While its offices struggle, downtown’s entertainment offerings have never been stronger. The Museum of Illusions is just one of the options not found elsewhere in the county. Nathan Bishop of the Downtown Partnership says that he expects more experiential retail entries in the future.

“Downtowns have changed since the beginning of time, right? And this is one of those evolutions,” Bishop said.

Tourists still flock to the area, with Brick Hospitality founder Robert Rauch, in a July report, stating that San Diego hotel occupancy consistently leads California.

Locals, too, go for entertainment options not found elsewhere. North Park resident Linda Glevy spent her 28th birthday with a group of friends in costume to see Lindsey Lohan drag impersonators screening The Parent Trap at Rooftop Cinema Club. “It was right up my alley,” Glevy said. “Lots of fun.”

The club, at the Manchester Grand Hyatt, is on track to surpass last year’s numbers of 54,013 admissions, internal data shows.

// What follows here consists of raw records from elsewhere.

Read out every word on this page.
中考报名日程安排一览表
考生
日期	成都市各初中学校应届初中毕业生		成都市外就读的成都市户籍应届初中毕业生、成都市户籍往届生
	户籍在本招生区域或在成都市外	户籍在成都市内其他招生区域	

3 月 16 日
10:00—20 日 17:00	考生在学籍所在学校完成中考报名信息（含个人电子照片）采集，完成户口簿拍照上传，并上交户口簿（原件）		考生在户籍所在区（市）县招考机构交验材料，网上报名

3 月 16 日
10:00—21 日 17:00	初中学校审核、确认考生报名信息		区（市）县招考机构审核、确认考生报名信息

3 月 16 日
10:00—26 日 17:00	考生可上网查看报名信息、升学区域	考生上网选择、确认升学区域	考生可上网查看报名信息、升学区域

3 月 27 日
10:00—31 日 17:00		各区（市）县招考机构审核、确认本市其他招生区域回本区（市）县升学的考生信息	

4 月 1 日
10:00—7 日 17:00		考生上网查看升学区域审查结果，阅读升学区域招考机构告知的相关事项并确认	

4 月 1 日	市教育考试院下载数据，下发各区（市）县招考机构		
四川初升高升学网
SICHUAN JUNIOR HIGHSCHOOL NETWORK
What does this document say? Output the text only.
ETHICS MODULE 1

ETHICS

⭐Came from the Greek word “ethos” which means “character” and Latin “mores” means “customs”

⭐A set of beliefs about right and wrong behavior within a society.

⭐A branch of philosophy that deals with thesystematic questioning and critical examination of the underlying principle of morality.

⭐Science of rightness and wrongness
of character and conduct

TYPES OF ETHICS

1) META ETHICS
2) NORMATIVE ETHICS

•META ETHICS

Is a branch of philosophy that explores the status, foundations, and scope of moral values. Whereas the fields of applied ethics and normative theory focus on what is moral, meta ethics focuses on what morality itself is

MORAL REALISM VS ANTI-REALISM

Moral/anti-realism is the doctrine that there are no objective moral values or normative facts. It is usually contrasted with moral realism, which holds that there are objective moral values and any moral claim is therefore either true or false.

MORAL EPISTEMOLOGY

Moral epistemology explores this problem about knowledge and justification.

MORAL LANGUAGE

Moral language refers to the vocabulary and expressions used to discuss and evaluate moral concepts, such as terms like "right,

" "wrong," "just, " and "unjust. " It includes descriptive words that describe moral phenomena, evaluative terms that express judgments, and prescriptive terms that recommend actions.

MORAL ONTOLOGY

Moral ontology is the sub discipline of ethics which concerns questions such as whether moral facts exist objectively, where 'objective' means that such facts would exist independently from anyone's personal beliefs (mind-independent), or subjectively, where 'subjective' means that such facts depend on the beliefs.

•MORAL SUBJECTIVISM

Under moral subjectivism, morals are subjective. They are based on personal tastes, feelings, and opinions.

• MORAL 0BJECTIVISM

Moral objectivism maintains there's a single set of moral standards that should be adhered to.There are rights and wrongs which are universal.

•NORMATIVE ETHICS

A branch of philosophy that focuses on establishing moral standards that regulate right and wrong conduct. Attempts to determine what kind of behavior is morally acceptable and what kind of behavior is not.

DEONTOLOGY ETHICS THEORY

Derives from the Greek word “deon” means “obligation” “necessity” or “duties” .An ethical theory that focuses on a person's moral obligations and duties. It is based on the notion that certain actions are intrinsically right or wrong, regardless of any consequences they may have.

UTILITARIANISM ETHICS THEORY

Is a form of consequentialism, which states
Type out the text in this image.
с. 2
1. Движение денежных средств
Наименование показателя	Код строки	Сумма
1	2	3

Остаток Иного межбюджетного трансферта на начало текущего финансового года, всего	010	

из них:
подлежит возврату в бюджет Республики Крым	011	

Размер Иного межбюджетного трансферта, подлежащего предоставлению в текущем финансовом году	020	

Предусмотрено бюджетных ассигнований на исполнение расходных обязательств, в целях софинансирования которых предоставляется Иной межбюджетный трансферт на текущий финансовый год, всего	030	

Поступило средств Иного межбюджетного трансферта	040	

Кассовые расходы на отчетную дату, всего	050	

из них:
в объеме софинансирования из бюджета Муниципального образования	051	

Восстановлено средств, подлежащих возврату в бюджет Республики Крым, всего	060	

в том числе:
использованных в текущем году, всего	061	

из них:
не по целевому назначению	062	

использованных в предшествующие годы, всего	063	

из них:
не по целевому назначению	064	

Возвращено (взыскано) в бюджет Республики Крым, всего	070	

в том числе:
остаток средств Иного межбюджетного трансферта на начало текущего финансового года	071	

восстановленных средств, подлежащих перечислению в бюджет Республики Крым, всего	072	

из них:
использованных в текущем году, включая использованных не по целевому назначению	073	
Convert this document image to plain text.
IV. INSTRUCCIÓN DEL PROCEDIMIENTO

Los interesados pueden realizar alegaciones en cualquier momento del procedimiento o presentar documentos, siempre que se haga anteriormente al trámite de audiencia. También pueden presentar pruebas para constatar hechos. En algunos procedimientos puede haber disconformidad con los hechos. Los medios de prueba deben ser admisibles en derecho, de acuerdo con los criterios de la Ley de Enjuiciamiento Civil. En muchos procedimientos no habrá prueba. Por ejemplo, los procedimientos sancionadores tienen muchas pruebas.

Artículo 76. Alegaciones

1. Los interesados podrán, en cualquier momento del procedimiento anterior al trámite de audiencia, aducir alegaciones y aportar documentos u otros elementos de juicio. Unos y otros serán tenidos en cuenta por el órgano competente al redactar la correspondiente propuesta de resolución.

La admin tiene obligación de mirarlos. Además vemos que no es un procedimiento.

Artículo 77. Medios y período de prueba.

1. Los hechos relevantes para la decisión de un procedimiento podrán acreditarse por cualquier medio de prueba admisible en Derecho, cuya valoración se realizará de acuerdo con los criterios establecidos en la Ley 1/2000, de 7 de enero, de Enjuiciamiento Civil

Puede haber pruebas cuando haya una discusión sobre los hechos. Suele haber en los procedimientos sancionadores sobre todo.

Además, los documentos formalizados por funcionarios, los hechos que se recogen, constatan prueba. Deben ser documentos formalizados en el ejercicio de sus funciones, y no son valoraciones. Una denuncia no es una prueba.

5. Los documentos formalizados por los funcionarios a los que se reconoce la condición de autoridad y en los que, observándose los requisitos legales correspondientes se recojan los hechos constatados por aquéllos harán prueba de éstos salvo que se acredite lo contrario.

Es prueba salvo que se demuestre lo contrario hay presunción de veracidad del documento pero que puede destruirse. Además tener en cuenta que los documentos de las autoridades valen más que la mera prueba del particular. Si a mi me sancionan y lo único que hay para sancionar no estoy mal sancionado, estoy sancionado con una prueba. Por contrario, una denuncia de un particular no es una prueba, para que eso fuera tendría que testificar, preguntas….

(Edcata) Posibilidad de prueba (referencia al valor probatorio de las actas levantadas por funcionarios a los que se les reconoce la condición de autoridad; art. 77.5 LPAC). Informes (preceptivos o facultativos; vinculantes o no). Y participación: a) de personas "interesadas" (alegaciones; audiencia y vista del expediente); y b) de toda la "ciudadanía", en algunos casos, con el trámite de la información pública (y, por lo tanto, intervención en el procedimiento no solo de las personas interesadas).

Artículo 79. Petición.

However, visits downtown are not spur-of-the-moment decisions like many other options in San Diego, according to Glevy, who mentioned the price, nerve-wracking driving, parking, safety, crowds and tourists as factors to consider.

“It really takes more planning. I also feel like I need to mentally prepare,” Glevy said, estimating they go downtown once or twice a month.

However, there continue to be success stories.

A first-of-its-kind urban pickleball tournament in the Gaslamp sold out for multiple weeks, and the Padres have broken attendance records for three straight years with 2025 on track to beat last year’s 3,330,545 ticket sales.

Those, as well as the growth of the entertainment sector, offer hope to downtown San Diego. Yet despite its challenges, the area’s unique offerings continue to make it a hub for tourists and San Diegans alike.